When I was looking at what I wanted to do for 2025, I decided that I wanted to continue that theme, but add one more element. So this year’s theme is “Use what you have. Do it better. Bring more joy.”

So with that in mind, I decided that it was time for the “Pixelated by Becka Rahn” shop to retire. I was not doing it better and it was certainly not bringing me joy, which is a little heartbreaking because I LOVE that body of work and I think it’s some of the best I’ve done.

In the spirit of “Use what you have”, I started looking for a new shop name and decided I would re-brand the shop “Captain Labradork“.

I decided that the shop already had some great reviews and some history which is super important to the Etsy search engine, so instead of starting over, I just decided to take the existing shop in a new direction. Some of the same items are still there, but I changed the focus to be dogs. If you’ve ever met me in person you’ve probably heard about my dogs. I have had several labradors and Stanley the yellow lab is the latest co-star on my Instagram feed. I make a lot of art with dogs. As I started to look at things that bring me joy, it’s my dogs. And not only them but the friends I’ve made because of them. The neighbors we walk with when we meet in the park. The students in Zoom classes that get excited when he shows up on camera.

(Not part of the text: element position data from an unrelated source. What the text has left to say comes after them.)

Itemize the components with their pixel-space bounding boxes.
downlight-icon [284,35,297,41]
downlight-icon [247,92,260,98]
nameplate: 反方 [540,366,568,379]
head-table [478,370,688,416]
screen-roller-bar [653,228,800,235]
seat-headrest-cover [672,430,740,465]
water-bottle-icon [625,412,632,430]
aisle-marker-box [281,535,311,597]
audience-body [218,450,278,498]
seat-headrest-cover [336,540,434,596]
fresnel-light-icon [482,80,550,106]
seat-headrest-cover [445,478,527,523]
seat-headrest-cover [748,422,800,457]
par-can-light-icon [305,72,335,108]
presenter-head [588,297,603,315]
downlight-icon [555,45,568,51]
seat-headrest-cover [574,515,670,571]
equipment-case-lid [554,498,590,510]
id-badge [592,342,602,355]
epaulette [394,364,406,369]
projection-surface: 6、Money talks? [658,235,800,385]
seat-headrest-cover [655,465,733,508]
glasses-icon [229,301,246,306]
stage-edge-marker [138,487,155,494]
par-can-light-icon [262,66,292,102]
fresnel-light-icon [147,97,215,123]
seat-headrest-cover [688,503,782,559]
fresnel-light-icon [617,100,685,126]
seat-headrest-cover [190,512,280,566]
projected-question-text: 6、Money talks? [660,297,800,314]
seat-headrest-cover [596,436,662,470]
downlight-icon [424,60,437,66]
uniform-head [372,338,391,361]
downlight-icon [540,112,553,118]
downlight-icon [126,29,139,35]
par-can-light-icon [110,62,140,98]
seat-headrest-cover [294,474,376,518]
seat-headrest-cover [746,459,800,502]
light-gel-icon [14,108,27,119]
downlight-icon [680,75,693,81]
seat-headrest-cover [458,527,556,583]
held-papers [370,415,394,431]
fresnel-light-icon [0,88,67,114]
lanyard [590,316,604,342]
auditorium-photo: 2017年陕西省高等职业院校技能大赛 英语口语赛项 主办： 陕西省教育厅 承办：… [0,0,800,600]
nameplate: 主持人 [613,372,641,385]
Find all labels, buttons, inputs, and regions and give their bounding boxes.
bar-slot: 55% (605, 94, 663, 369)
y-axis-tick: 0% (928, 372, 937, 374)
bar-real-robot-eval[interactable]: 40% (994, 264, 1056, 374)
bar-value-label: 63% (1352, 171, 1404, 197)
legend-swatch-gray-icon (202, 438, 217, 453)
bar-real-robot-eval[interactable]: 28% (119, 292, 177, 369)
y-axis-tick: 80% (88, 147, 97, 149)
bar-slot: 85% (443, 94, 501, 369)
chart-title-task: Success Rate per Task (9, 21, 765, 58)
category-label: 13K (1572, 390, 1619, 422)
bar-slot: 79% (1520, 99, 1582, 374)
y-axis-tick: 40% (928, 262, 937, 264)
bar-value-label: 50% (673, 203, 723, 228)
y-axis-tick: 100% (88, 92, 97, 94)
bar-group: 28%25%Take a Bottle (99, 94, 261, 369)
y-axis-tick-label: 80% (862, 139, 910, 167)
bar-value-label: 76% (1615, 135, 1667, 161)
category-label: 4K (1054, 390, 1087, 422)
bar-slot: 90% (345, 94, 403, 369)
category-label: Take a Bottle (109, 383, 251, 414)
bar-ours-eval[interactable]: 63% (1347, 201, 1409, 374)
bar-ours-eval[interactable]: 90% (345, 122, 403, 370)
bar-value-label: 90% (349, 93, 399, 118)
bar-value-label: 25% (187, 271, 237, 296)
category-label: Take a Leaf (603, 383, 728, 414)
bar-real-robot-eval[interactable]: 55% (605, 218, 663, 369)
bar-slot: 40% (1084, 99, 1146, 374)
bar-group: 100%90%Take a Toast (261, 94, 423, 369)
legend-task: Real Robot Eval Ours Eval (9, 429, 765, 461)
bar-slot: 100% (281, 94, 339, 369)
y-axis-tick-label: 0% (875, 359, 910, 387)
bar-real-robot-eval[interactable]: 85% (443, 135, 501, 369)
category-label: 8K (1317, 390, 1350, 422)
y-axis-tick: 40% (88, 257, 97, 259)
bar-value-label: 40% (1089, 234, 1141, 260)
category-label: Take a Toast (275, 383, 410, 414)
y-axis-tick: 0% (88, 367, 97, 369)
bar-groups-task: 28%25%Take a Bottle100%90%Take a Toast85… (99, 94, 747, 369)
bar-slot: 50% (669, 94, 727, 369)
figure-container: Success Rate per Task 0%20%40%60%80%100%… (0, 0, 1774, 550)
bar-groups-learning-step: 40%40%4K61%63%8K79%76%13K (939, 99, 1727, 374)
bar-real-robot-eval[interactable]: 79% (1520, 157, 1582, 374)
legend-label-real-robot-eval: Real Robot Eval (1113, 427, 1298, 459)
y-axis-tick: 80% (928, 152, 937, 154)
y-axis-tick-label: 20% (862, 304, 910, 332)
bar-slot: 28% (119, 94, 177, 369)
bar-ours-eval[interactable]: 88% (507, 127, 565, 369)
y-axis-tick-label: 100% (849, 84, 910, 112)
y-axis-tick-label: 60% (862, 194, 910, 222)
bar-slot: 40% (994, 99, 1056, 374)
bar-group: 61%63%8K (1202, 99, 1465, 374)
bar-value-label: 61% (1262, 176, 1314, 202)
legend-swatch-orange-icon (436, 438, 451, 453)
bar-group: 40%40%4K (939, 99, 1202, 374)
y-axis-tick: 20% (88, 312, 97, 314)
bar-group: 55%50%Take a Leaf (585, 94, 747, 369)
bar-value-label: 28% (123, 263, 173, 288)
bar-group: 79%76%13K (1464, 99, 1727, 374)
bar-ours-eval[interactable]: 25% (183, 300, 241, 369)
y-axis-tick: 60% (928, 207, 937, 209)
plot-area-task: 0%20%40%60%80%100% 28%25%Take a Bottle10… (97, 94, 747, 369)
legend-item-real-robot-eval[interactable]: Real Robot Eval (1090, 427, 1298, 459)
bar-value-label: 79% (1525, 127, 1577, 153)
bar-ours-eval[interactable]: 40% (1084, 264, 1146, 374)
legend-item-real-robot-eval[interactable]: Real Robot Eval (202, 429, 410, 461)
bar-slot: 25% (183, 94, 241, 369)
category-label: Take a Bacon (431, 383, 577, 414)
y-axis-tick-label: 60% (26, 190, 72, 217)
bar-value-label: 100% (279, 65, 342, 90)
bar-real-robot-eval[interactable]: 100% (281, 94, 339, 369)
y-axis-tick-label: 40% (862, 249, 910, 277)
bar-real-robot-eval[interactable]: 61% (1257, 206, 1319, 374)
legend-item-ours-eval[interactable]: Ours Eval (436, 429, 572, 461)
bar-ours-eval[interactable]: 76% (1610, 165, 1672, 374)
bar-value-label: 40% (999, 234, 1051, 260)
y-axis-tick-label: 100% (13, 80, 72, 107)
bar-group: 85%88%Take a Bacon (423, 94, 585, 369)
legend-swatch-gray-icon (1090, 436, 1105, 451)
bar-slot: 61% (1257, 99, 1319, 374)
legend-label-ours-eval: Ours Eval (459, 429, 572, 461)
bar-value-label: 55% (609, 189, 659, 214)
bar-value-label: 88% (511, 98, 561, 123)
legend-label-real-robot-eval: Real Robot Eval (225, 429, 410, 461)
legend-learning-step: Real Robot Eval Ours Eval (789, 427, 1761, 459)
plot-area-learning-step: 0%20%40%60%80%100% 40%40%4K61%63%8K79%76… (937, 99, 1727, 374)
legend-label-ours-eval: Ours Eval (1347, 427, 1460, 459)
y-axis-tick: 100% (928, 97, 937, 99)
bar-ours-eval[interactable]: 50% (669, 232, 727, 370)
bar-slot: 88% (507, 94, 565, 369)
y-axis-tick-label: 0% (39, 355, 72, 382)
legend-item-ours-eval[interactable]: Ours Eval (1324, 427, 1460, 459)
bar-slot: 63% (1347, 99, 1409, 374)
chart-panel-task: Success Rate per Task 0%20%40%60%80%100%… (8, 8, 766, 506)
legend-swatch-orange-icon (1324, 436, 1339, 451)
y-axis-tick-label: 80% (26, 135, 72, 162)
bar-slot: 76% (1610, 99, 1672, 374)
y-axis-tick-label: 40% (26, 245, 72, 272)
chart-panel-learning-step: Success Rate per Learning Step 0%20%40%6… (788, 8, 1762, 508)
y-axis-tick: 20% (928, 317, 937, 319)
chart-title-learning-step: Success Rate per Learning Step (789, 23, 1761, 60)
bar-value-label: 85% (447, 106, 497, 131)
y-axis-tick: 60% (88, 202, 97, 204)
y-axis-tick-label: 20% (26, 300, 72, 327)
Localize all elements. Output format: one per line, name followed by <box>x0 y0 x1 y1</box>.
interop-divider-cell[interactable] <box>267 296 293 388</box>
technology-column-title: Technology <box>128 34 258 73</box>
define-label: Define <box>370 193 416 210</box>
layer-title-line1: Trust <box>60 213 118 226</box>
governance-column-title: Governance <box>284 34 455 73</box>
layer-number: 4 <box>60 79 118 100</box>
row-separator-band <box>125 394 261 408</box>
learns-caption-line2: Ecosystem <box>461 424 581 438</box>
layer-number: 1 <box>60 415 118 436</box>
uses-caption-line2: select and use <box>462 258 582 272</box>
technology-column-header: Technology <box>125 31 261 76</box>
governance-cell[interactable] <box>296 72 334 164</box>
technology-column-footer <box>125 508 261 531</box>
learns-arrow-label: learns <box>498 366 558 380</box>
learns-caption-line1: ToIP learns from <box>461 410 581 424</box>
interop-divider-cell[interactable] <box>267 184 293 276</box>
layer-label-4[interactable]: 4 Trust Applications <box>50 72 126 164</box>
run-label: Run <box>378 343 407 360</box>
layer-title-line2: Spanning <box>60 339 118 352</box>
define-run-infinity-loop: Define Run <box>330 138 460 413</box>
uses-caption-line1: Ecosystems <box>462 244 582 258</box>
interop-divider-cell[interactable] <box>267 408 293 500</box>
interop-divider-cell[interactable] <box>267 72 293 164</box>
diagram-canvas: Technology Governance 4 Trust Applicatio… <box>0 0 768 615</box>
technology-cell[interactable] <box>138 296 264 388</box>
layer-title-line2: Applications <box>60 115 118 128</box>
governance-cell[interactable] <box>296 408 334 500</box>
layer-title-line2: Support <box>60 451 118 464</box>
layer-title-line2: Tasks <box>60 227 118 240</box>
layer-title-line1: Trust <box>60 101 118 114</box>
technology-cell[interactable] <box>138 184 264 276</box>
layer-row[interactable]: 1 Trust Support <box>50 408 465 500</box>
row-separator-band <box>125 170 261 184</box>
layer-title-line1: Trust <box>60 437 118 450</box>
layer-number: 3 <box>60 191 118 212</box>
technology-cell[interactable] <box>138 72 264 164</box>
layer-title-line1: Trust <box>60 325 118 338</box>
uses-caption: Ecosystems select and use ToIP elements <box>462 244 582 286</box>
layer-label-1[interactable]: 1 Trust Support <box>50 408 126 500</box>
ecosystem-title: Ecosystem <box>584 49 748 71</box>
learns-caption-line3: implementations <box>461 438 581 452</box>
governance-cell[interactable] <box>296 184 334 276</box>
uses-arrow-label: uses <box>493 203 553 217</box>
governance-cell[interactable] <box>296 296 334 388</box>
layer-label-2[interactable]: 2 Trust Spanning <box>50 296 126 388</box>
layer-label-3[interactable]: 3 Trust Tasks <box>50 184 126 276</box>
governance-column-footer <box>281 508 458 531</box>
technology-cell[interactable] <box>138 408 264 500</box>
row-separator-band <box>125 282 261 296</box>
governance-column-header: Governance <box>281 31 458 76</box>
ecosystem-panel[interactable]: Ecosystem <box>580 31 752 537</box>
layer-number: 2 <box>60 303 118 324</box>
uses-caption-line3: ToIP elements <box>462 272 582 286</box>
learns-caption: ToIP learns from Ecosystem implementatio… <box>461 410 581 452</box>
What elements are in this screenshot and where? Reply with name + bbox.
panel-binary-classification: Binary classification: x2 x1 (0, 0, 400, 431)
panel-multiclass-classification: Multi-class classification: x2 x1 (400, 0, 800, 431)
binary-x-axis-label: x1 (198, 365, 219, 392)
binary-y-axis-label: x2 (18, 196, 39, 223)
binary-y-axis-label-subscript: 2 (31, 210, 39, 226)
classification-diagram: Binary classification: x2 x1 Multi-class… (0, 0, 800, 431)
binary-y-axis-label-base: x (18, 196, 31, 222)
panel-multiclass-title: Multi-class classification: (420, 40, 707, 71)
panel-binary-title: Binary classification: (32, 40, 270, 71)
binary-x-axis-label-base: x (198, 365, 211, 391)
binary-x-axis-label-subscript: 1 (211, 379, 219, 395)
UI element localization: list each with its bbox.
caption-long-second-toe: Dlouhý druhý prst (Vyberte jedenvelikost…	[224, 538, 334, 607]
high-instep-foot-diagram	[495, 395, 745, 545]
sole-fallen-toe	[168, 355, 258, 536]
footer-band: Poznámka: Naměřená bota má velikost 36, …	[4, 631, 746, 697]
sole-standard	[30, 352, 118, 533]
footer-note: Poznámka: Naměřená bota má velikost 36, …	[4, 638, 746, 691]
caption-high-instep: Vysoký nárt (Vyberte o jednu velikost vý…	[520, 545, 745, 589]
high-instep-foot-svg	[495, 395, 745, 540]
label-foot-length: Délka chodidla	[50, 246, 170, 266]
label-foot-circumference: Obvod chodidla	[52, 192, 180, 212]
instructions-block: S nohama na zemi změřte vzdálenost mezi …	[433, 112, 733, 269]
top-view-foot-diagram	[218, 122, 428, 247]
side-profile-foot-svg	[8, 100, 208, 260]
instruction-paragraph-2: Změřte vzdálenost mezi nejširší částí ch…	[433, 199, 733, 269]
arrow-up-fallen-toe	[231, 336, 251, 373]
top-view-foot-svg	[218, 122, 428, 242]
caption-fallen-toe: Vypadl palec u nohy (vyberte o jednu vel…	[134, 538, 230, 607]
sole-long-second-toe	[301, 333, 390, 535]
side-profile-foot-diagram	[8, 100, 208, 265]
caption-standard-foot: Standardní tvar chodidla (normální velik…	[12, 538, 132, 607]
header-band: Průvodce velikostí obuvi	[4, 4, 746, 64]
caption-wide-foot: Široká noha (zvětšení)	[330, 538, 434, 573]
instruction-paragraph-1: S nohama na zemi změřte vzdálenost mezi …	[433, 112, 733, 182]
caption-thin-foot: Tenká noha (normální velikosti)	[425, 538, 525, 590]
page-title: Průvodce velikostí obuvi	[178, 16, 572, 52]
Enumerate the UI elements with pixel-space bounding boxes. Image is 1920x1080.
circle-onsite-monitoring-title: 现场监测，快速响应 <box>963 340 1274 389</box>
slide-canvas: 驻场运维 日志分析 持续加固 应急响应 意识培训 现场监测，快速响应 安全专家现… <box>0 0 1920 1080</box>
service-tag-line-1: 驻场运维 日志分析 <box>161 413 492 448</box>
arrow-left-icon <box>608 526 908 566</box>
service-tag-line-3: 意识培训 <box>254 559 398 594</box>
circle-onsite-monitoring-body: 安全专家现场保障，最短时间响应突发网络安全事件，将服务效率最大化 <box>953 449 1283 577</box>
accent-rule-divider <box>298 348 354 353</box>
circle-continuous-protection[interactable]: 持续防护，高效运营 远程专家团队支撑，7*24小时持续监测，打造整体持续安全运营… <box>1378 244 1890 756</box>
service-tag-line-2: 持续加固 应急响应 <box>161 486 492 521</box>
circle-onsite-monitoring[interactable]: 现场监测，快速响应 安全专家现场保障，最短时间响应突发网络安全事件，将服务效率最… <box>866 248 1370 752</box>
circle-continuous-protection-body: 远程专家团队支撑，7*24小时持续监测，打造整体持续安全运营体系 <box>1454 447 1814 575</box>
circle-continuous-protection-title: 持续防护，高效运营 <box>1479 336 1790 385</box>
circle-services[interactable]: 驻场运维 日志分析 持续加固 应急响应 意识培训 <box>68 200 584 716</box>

So Captain Labradork is all my dog art. There are still scarves and clutch bags but they are the ones with dog themed fabrics. I dug through my Spoonflower designs over the years and printed some that I’ve never printed before to make some zip bags. Dogs on roller skates. Folk Art dogs. Art Deco dogs. I made some postcards. I drew a new logo, inspired by Super Grover. The colors are a brighter/bolder variation of my normal brand colors. We call Stanley “Labradork” so that makes me laugh. It fits in with my 2025 theme perfectly.

I don’t know if it’s going to be more successful than the previous collection, but I do know that people love dogs. And maybe they’ll be searching for dog themed things more than they are searching for scarves. Time will tell.